Mallon entered the cathedral-like study with its facing lecterns for joint prayer and Bible study. It wasn’t a cozy room because of its six-foot-by-twelve-foot snooker table, its War Room maps from AEF headquarters in Bosnia in World War I that the decorator had off-loaded on the decor, and the enormous carved Florentine desk holding the day’s New York Times crossword puzzle precisely at its centerpoint. Mallon shook his son’s hand in greeting and accepted a kiss on the cheek. He lighted a cigar. Luigi, the perfect butler, slipped another tall drink into his hand.

“Aren’t you drinking a bit too much, Dad?” Marvin asked, saying the name as he always pronounced it: Dod.

“No, Marvin.”

“Alcohol is a narcotic, Dad.”

“Are you keeping busy, Marvin?”

“Yes, Dad.”

“The National Electronic Evangelical Convention and Exhibition begins Saturday next in New Orleans, Marvin. I will be otherwise engaged—rather heavily, as you know—so you must represent the firm in our booth and, I hope, on the platform.”

“It’s all arranged, Dad. I will be the fourth speaker, after Edgar Henshaw Dove. I will leave for New Orleans Sunday morning and I’ll be there just in time for the big Monday conferences.”

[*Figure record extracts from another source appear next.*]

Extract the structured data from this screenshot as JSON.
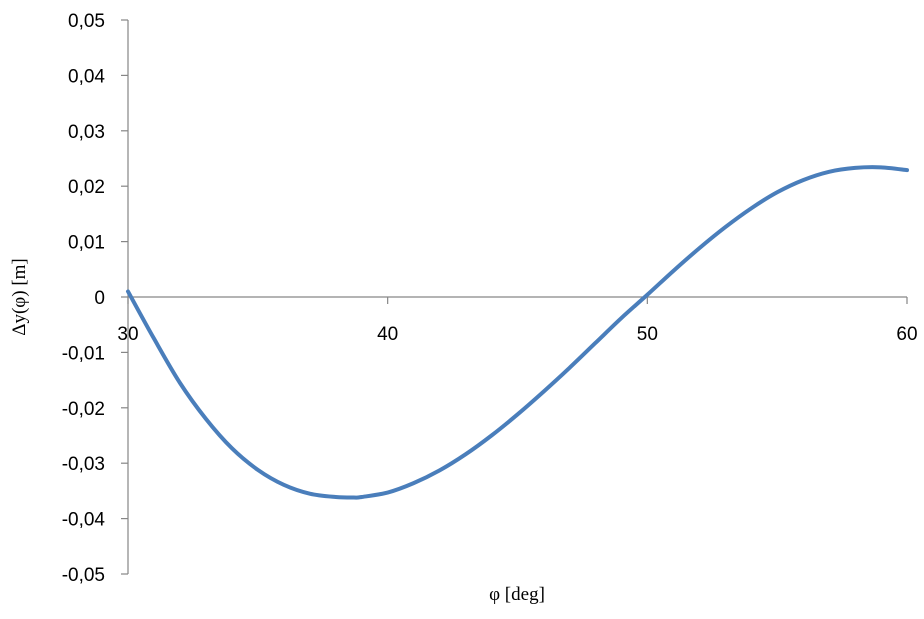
{
  "chart_data": {
    "type": "line",
    "title": "",
    "xlabel": "φ [deg]",
    "ylabel": "Δy(φ) [m]",
    "xlim": [
      30,
      60
    ],
    "ylim": [
      -0.05,
      0.05
    ],
    "x_ticks": [
      30,
      40,
      50,
      60
    ],
    "x_tick_labels": [
      "30",
      "40",
      "50",
      "60"
    ],
    "y_ticks": [
      0.05,
      0.04,
      0.03,
      0.02,
      0.01,
      0,
      -0.01,
      -0.02,
      -0.03,
      -0.04,
      -0.05
    ],
    "y_tick_labels": [
      "0,05",
      "0,04",
      "0,03",
      "0,02",
      "0,01",
      "0",
      "-0,01",
      "-0,02",
      "-0,03",
      "-0,04",
      "-0,05"
    ],
    "grid": false,
    "legend": "none",
    "series": [
      {
        "color": "#4a7ebb",
        "x": [
          30,
          31,
          32,
          33,
          34,
          35,
          36,
          37,
          38,
          38.7,
          39,
          40,
          41,
          42,
          43,
          44,
          45,
          46,
          47,
          48,
          49,
          50,
          51,
          52,
          53,
          54,
          55,
          56,
          57,
          58,
          59,
          60
        ],
        "y": [
          0.001,
          -0.0075,
          -0.0155,
          -0.022,
          -0.0273,
          -0.0312,
          -0.0339,
          -0.0355,
          -0.0361,
          -0.0362,
          -0.0361,
          -0.0353,
          -0.0336,
          -0.0313,
          -0.0284,
          -0.025,
          -0.0212,
          -0.0171,
          -0.0128,
          -0.0083,
          -0.0038,
          0.0004,
          0.0047,
          0.0088,
          0.0126,
          0.016,
          0.0189,
          0.0211,
          0.0226,
          0.0233,
          0.0234,
          0.0229
        ]
      }
    ]
  }
}
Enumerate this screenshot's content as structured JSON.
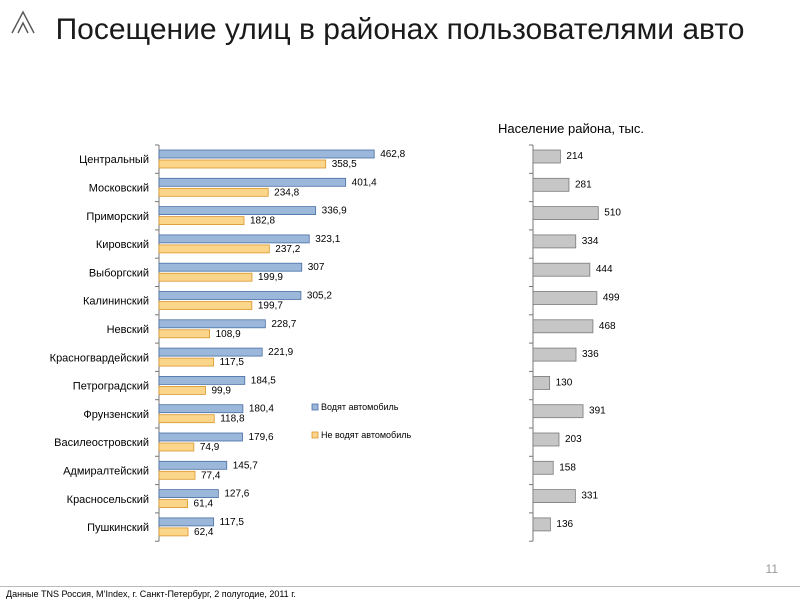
{
  "slide": {
    "title": "Посещение улиц в районах пользователями авто",
    "population_title": "Население района, тыс.",
    "page_number": "11",
    "footer": "Данные TNS Россия, M’Index, г. Санкт-Петербург, 2 полугодие, 2011 г."
  },
  "colors": {
    "blue_fill": "#9bb7da",
    "blue_stroke": "#4a6fa5",
    "orange_fill": "#fbd58a",
    "orange_stroke": "#d9962a",
    "gray_fill": "#c6c6c6",
    "gray_stroke": "#7a7a7a"
  },
  "chart_data": [
    {
      "type": "bar",
      "orientation": "horizontal",
      "categories": [
        "Центральный",
        "Московский",
        "Приморский",
        "Кировский",
        "Выборгский",
        "Калининский",
        "Невский",
        "Красногвардейский",
        "Петроградский",
        "Фрунзенский",
        "Василеостровский",
        "Адмиралтейский",
        "Красносельский",
        "Пушкинский"
      ],
      "series": [
        {
          "name": "Водят автомобиль",
          "values": [
            462.8,
            401.4,
            336.9,
            323.1,
            307,
            305.2,
            228.7,
            221.9,
            184.5,
            180.4,
            179.6,
            145.7,
            127.6,
            117.5
          ],
          "labels": [
            "462,8",
            "401,4",
            "336,9",
            "323,1",
            "307",
            "305,2",
            "228,7",
            "221,9",
            "184,5",
            "180,4",
            "179,6",
            "145,7",
            "127,6",
            "117,5"
          ]
        },
        {
          "name": "Не водят автомобиль",
          "values": [
            358.5,
            234.8,
            182.8,
            237.2,
            199.9,
            199.7,
            108.9,
            117.5,
            99.9,
            118.8,
            74.9,
            77.4,
            61.4,
            62.4
          ],
          "labels": [
            "358,5",
            "234,8",
            "182,8",
            "237,2",
            "199,9",
            "199,7",
            "108,9",
            "117,5",
            "99,9",
            "118,8",
            "74,9",
            "77,4",
            "61,4",
            "62,4"
          ]
        }
      ],
      "legend": "right",
      "grid": false
    },
    {
      "type": "bar",
      "orientation": "horizontal",
      "title": "Население района, тыс.",
      "categories": [
        "Центральный",
        "Московский",
        "Приморский",
        "Кировский",
        "Выборгский",
        "Калининский",
        "Невский",
        "Красногвардейский",
        "Петроградский",
        "Фрунзенский",
        "Василеостровский",
        "Адмиралтейский",
        "Красносельский",
        "Пушкинский"
      ],
      "values": [
        214,
        281,
        510,
        334,
        444,
        499,
        468,
        336,
        130,
        391,
        203,
        158,
        331,
        136
      ],
      "labels": [
        "214",
        "281",
        "510",
        "334",
        "444",
        "499",
        "468",
        "336",
        "130",
        "391",
        "203",
        "158",
        "331",
        "136"
      ],
      "grid": false
    }
  ]
}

“What shall your text be?”

“‘She brought forth butter in a lordly dish.’ Joshua 1:9.”

“I would have thought, ‘Where your treasure is, there will your heart be also.’ Matthew.”

Luigi, the perfect butler, tidied up unobtrusively in the room. He refilled Marvin’s cup of Ovaltine.

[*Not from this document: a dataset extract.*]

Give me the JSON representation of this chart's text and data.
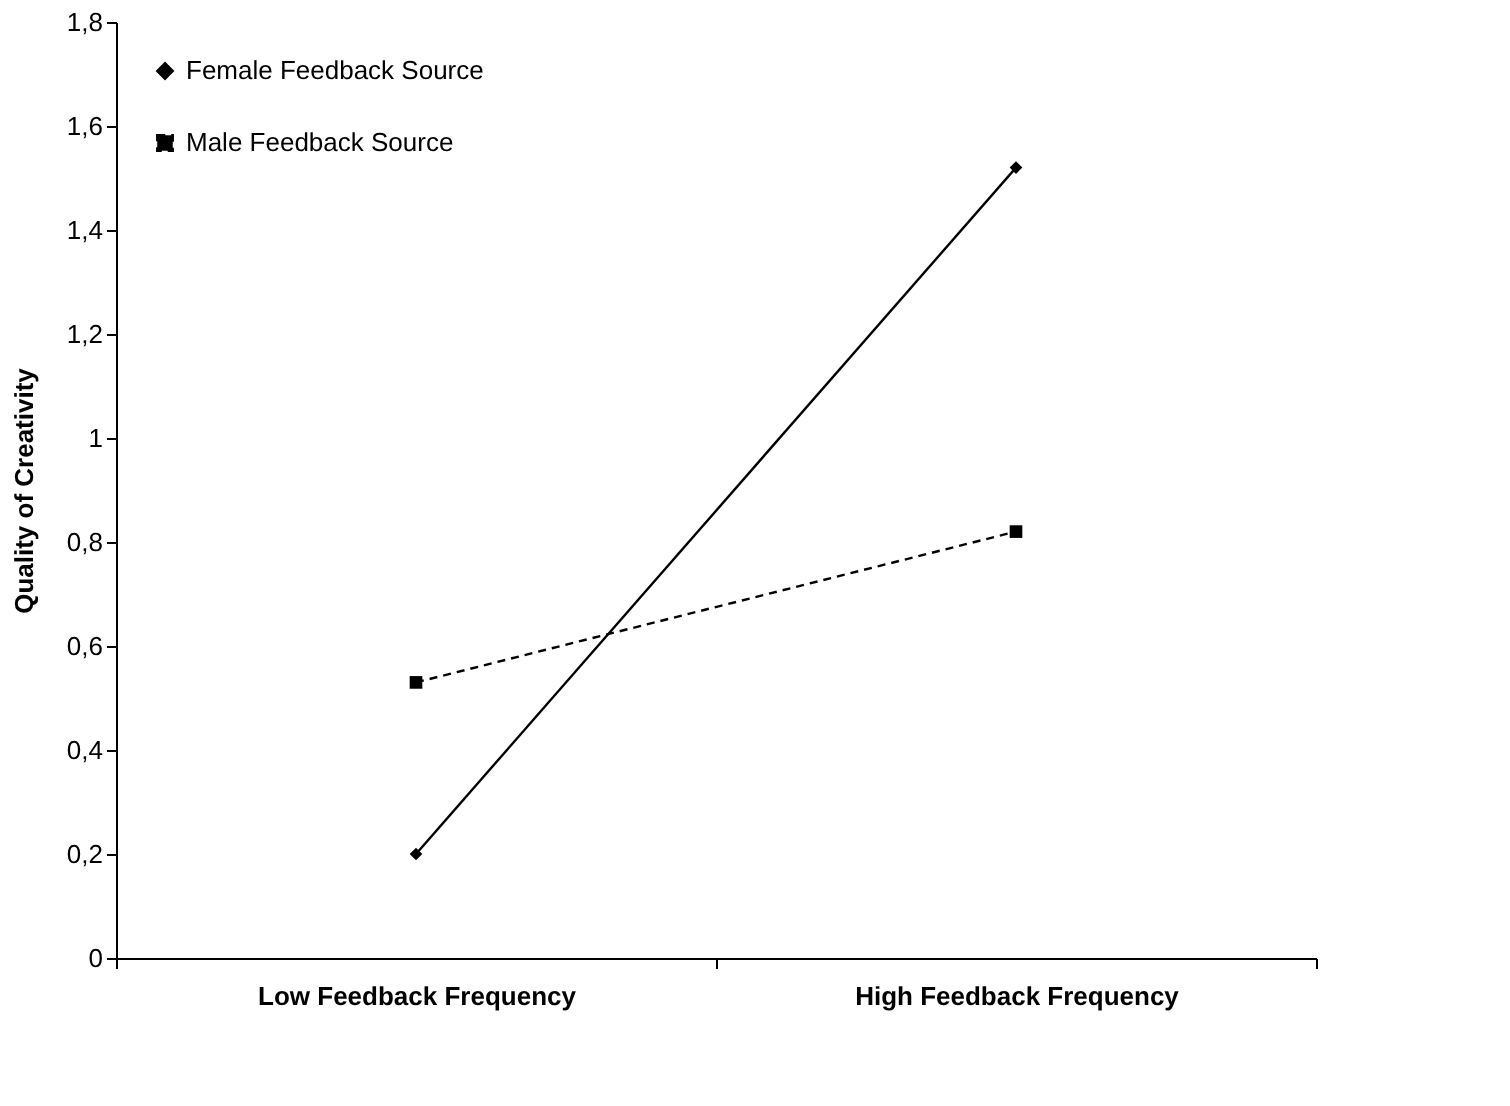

“You will have a selling job to do, Marvin,” George F. Mallon said. “You’ll need a hard-sell text either from the scriptures or from Will Shakespeare to put across the new Audience-Parishioner’s Retirement Plan in your talk. It’s such a new wrinkle in church activity and such an opportunity that it will go like hot cakes. It pays a large clergy participation—three percent—for each individual audience-parishioner policy sold, so it should go over sensationally with the conventioneers.”

“Dad, let me say this—I think it will be bigger than your concept for the first Christian Resort Complex in America, or even bigger than your new, more aggressive concept for Identity and the Klan.” He grinned greasily in his butter-colored way. “I prophesy a thirty-million-dollar gross in the very first year with that one.”

“Prophesy, Marvin?”

“As a business forecast, Dad. Not in the biblical or political sense. I’m really going to zing it to them in New Orleans.”